Publicado hace Hace 1 años por Guillermo Angarita | 1358 lecturas
Fibra dietética; el movimiento interno

En la actualidad la fibra dietética es un campo importante de investigación en todo el mundo.

El concepto de fibra dietética es antiguo y ha evolucionado con el paso del tiempo. Surgió por primera vez a principios del siglo XIX de la mano de Einhof, investigador alemán.

La era de la fibra en nutrición humana se inició en 1974 con la hipótesis de Burkit, que establecía una estrecha relación entre la carencia de fibra en la dieta y la incidencia de trastornos fisiológicos y determinadas enfermedades, sobre todo en países industrializados.

A partir de los años ochenta del pasado siglo han ido surgiendo diferentes definiciones para la fibra, tras observar que muchos otros componentes tampoco eran hidrolizados por las enzimas digestivas de los humanos.

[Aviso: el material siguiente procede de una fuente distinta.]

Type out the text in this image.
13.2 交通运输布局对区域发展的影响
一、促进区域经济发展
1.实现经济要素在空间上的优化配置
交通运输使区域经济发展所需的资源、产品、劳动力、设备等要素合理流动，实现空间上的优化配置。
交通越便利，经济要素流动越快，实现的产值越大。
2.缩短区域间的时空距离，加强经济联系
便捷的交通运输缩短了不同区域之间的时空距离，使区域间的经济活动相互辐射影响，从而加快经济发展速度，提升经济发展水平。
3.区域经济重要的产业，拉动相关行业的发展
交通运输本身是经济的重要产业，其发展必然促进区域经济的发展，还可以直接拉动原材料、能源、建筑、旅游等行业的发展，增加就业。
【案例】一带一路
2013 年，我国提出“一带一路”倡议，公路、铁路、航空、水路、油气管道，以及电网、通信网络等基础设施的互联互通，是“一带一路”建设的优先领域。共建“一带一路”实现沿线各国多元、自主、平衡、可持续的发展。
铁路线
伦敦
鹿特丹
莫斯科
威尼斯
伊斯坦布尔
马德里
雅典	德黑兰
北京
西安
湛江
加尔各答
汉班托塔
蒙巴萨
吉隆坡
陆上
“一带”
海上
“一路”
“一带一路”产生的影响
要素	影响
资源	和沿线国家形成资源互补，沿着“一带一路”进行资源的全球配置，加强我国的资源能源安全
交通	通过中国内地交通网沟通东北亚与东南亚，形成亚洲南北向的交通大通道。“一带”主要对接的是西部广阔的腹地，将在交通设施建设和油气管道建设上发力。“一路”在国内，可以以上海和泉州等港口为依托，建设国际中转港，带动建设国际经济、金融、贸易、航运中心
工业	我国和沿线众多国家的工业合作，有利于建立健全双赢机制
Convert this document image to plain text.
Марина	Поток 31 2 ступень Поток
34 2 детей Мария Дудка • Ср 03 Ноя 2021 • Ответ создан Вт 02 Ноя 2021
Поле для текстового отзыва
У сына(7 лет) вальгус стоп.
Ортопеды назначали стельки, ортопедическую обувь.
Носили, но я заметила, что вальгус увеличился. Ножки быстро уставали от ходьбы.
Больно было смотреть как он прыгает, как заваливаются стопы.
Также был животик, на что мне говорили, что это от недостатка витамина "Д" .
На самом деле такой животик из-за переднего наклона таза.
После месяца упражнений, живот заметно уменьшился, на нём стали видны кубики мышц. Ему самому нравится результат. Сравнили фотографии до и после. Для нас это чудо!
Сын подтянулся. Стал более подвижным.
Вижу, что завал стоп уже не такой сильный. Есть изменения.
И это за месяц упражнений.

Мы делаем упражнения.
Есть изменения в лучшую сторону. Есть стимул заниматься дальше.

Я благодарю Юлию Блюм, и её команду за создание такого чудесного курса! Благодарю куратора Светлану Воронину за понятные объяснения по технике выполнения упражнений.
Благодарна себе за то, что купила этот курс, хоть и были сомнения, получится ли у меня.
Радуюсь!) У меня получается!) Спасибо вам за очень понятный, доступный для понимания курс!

Recientemente se ha propuesto una definición de fibra dietética basada en un criterio fisiológico y nutricional: «La fibra es aquella parte de los oligosacáridos y polisacáridos y sus derivados que no puede ser descompuesta en componentes absorbibles por las enzimas digestivas humanas en el estómago e intestino delgado, incluyendo la lignina.»

La terminología que más se emplea en relación a la fibra es:

Fibra bruta o cruda: residuo obtenido tras el tratamiento de los vegetales con ácidos y álcalis.

Fibra vegetal: se refiere fundamentalmente a los elementos fibrosos de la pared de la célula vegetal.

Fibra dietética: este término engloba cualquier sustancia, fibrosa o no, que no sea digerible por las enzimas del tracto digestivo.

El término que nos interesa es el de fibra dietética y es al que nos vamos a referir a lo largo de este artículo.

A- CLASIFICACIÓN DE LAS FIBRAS DIETÉTICAS

Desde un punto de vista práctico, se considera apropiado clasificar las fibras según su grado de fermentación, lo que da lugar a dos grupos bien diferenciados: el de las fibras totalmente fer­mentables y el de las parcialmente fermentables. Las fibras fermentables son las que, por sus pro­piedades químicas, clasificaremos como solubles o viscosas y las poco fermentables en insolubles o no viscosas.

Fibras fermentables

Este grupo incluye gomas, mucílagos, pectinas y algunas hemicelulosas. Todas ellas son fer­mentadas y degradadas rápidamente y completamente por la flora del colon. Las fibras fermen­tables son solubles y en contacto con el agua tienen una gran capacidad de gelificación. Estas fibras se encuentran fundamentalmente en frutas, legumbres y cereales como la cebada y la avena.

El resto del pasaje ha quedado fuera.